I vilipendi paralleli

C’era da aspettarselo. Le rabbiose manciate di fango leghiste contro le istituzioni democratiche non hanno risparmiato il presidente della Repubblica. Durante la giornata preparatoria del raduno di Pontida, dedicata ai giovani padani o leghisti, come dir si voglia, il deputato veneto Vito Comencini ha lanciato parole durissime contro Sergio Mattarella: «Questo presidente della Repubblica, lo posso dire? Mi fa schifo. Mi fa schifo chi non tiene conto del voto del 34 per cento degli italiani». Sono penose dichiarazioni che si configurano come vilipendio del Capo dello Stato.

Non mi stupisco perché la follia di questa gente non ha limiti e il loro rancore deve pur trovare uno sfogo. C’è però un piccolo particolare: il voto del 34 per cento degli italiani, prima di brandirlo come arma politica, i leghisti se lo devono conquistare nelle urne giuste, quelle delle elezioni politiche. Poi, semmai, se ne potrà parlare. Se vanno avanti così, può darsi che quella percentuale si assottigli, anche se la pancia degli italiani non ha certo smesso di brontolare.

Mi sono ricordato che anche i grillini, durante le consultazioni che culminarono nella formazione del governo giallo verde, il precedente governo, quello che io amo chiamare pentaleghista, per bocca di Luigi Di Maio attaccarono duramente il Capo dello Stato. L’esecutivo M5s-Lega era alle prese con la candidatura di Paolo Savona come ministro dell’Economia, giustamente contrastata da Mattarella in quanto caratterizzata da una chiara impronta antieuropeista. Immediata fu la reazione di Lega e M5S. Salvini invocò immediatamente un ritorno alle urne. Anche Luigi Di Maio puntò il dito contro il Quirinale: “La scelta di Mattarella è incomprensibile. La verità è che non vogliono il M5S al governo, sono molto arrabbiato ma non finisce qui. Dovete sapere che oggi ci è stato impedito di fare il governo del cambiamento e non perché noi ci eravamo intestarditi su Savona ma perché tutti quelli come Savona non andavano bene… chi era stato critico su euro ed Europa non va bene come ministro”. Poi intervenendo telefonicamente a Che Tempo che fa arrivò a chiedere l’impeachment per Mattarella: “Io chiedo di parlamentarizzare questa crisi, utilizzando l’articolo 90 della Costituzione, per la messa in stato d’accusa del presidente della Repubblica. E chiedo alle altre forze politiche di appoggiarla”.
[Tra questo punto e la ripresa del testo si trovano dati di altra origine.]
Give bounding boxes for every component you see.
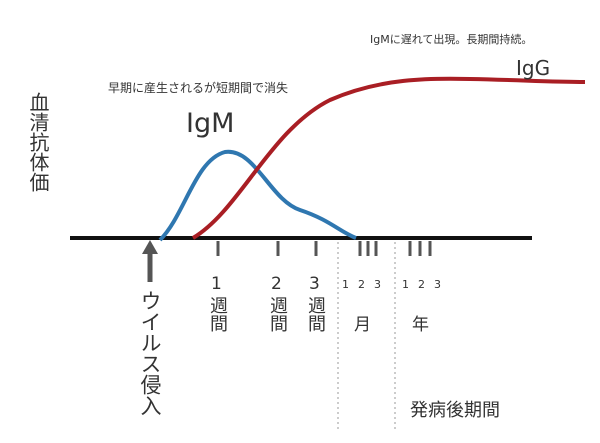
week-number: 2 [271,274,282,294]
virus-entry: ウイルス侵入 [138,290,162,416]
y-axis-label: 血清抗体価 [26,92,50,192]
month-number: 3 [374,278,381,291]
week-unit: 週間 [207,296,228,332]
igg-note: IgMに遅れて出現。長期間持続。 [370,33,533,46]
virus-arrow [142,240,158,282]
igm-label: IgM [186,108,235,139]
month-number: 2 [358,278,365,291]
igm-note: 早期に産生されるが短期間で消失 [108,81,289,95]
igg-curve [191,76,586,240]
week-unit: 週間 [267,296,288,332]
igm-curve [158,149,357,242]
week-number: 1 [211,274,222,294]
week-unit: 週間 [305,296,326,332]
year-unit: 年 [412,315,429,335]
month-unit: 月 [354,315,371,335]
period-dividers [337,242,396,432]
month-number: 1 [342,278,349,291]
x-axis-label: 発病後期間 [410,400,500,421]
year-number: 1 [402,278,409,291]
week-number: 3 [309,274,320,294]
year-number: 2 [418,278,425,291]
week-ticks [216,241,432,256]
year-number: 3 [434,278,441,291]
igg-label: IgG [516,56,551,80]
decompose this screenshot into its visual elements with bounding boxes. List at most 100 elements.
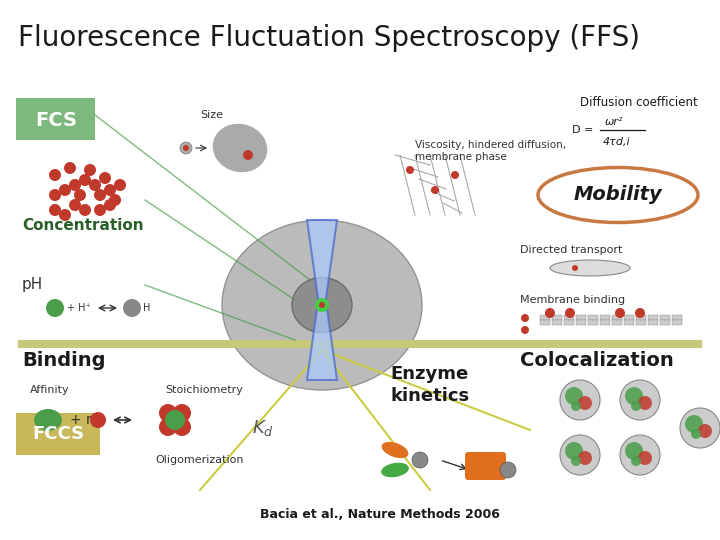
Circle shape — [625, 442, 643, 460]
Circle shape — [698, 424, 712, 438]
Circle shape — [578, 451, 592, 465]
Circle shape — [123, 299, 141, 317]
Circle shape — [59, 209, 71, 221]
Text: Size: Size — [200, 110, 223, 120]
Ellipse shape — [382, 442, 408, 458]
Circle shape — [565, 387, 583, 405]
Circle shape — [625, 387, 643, 405]
Text: + H⁺: + H⁺ — [67, 303, 91, 313]
Text: + n: + n — [70, 413, 95, 427]
Circle shape — [49, 189, 61, 201]
Text: Fluorescence Fluctuation Spectroscopy (FFS): Fluorescence Fluctuation Spectroscopy (F… — [18, 24, 640, 52]
FancyBboxPatch shape — [16, 98, 95, 140]
Circle shape — [90, 412, 106, 428]
Ellipse shape — [222, 220, 422, 390]
Ellipse shape — [538, 167, 698, 222]
Text: Mobility: Mobility — [574, 186, 662, 205]
Bar — [660, 320, 670, 325]
Bar — [576, 315, 586, 320]
Bar — [600, 320, 610, 325]
Bar — [552, 320, 562, 325]
Bar — [612, 315, 622, 320]
Ellipse shape — [34, 409, 62, 431]
Text: membrane phase: membrane phase — [415, 152, 507, 162]
Bar — [564, 315, 574, 320]
Ellipse shape — [381, 463, 409, 477]
Text: Concentration: Concentration — [22, 218, 143, 233]
Circle shape — [114, 179, 126, 191]
Bar — [540, 315, 550, 320]
Text: $K_d$: $K_d$ — [252, 418, 274, 438]
Text: Diffusion coefficient: Diffusion coefficient — [580, 96, 698, 109]
Text: Enzyme
kinetics: Enzyme kinetics — [390, 365, 469, 405]
Circle shape — [560, 380, 600, 420]
Bar — [636, 315, 646, 320]
Circle shape — [571, 456, 581, 466]
Bar — [588, 320, 598, 325]
Bar — [552, 315, 562, 320]
Text: FCS: FCS — [35, 111, 77, 130]
Circle shape — [319, 302, 325, 308]
Bar — [648, 315, 658, 320]
Bar — [636, 320, 646, 325]
Bar — [576, 320, 586, 325]
Circle shape — [64, 162, 76, 174]
Text: Colocalization: Colocalization — [520, 350, 674, 369]
Circle shape — [560, 435, 600, 475]
FancyBboxPatch shape — [16, 413, 100, 455]
Circle shape — [521, 326, 529, 334]
Circle shape — [545, 308, 555, 318]
Text: pH: pH — [22, 278, 43, 293]
Circle shape — [680, 408, 720, 448]
Circle shape — [94, 189, 106, 201]
Text: Oligomerization: Oligomerization — [155, 455, 243, 465]
Circle shape — [165, 410, 185, 430]
Text: Affinity: Affinity — [30, 385, 70, 395]
Circle shape — [69, 199, 81, 211]
Circle shape — [104, 184, 116, 196]
Bar — [564, 320, 574, 325]
Ellipse shape — [212, 124, 267, 172]
Circle shape — [521, 314, 529, 322]
Text: H: H — [143, 303, 150, 313]
Circle shape — [89, 179, 101, 191]
Circle shape — [173, 418, 191, 436]
Bar — [648, 320, 658, 325]
Circle shape — [84, 164, 96, 176]
Circle shape — [49, 204, 61, 216]
Text: FCCS: FCCS — [32, 425, 84, 443]
Bar — [18, 340, 702, 348]
Circle shape — [49, 169, 61, 181]
Bar — [612, 320, 622, 325]
Circle shape — [638, 396, 652, 410]
Bar — [672, 315, 682, 320]
Circle shape — [99, 172, 111, 184]
Circle shape — [578, 396, 592, 410]
Circle shape — [500, 462, 516, 478]
Circle shape — [159, 404, 177, 422]
Circle shape — [412, 452, 428, 468]
Text: Viscosity, hindered diffusion,: Viscosity, hindered diffusion, — [415, 140, 566, 150]
Circle shape — [406, 166, 414, 174]
Circle shape — [59, 184, 71, 196]
Circle shape — [620, 435, 660, 475]
Circle shape — [173, 404, 191, 422]
Circle shape — [74, 189, 86, 201]
Circle shape — [565, 308, 575, 318]
Circle shape — [685, 415, 703, 433]
Circle shape — [315, 298, 329, 312]
Circle shape — [104, 199, 116, 211]
Circle shape — [631, 456, 641, 466]
Text: Stoichiometry: Stoichiometry — [165, 385, 243, 395]
Circle shape — [631, 401, 641, 411]
Ellipse shape — [292, 278, 352, 333]
Circle shape — [638, 451, 652, 465]
Bar — [540, 320, 550, 325]
Bar — [624, 320, 634, 325]
Circle shape — [691, 429, 701, 439]
Circle shape — [451, 171, 459, 179]
Circle shape — [183, 145, 189, 151]
Circle shape — [159, 418, 177, 436]
Ellipse shape — [550, 260, 630, 276]
Text: 4τd,i: 4τd,i — [603, 137, 631, 147]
La farneticante storia si ripete. Il governo M5S-Lega si fece, Savona andò ad occupare una poltrona ministeriale meno imbarazzante e la minaccia di impeachment non so se suscitò più orrore, pena o umorismo. Ora tocca alla Lega raccogliere il testimone della “stupidità politica”. Questa staffetta antidemocratica e questo obiettivo collegamento storico aggiungono seri dubbi alla serietà del movimento cinque stelle e del suo coinvolgimento in un governo diverso dal precedente. Sì, perché quel signore, che un anno fa voleva mettere in stato d’accusa Sergio Mattarella, ricopre oggi nientepopodimeno che la carica di ministro degli Esteri.  Meglio lasciar perdere, perché più ci penso e più trovo ragioni di scetticismo verso il governo Conte 2.  Per dirla con una ardita parafrasi di Giuseppe Giusti e del suo Sant’Ambrogio, “qui, se non fuggo, abbraccio Calenda e Richetti, col loro bravo liberismo centrista, piantato lì come moderato riformismo”. Dio mio, come rischio di finire…, liberale, schiacciato nella morsa tra leghismo e grillismo. E la sinistra? Rimandata al prossimo secolo!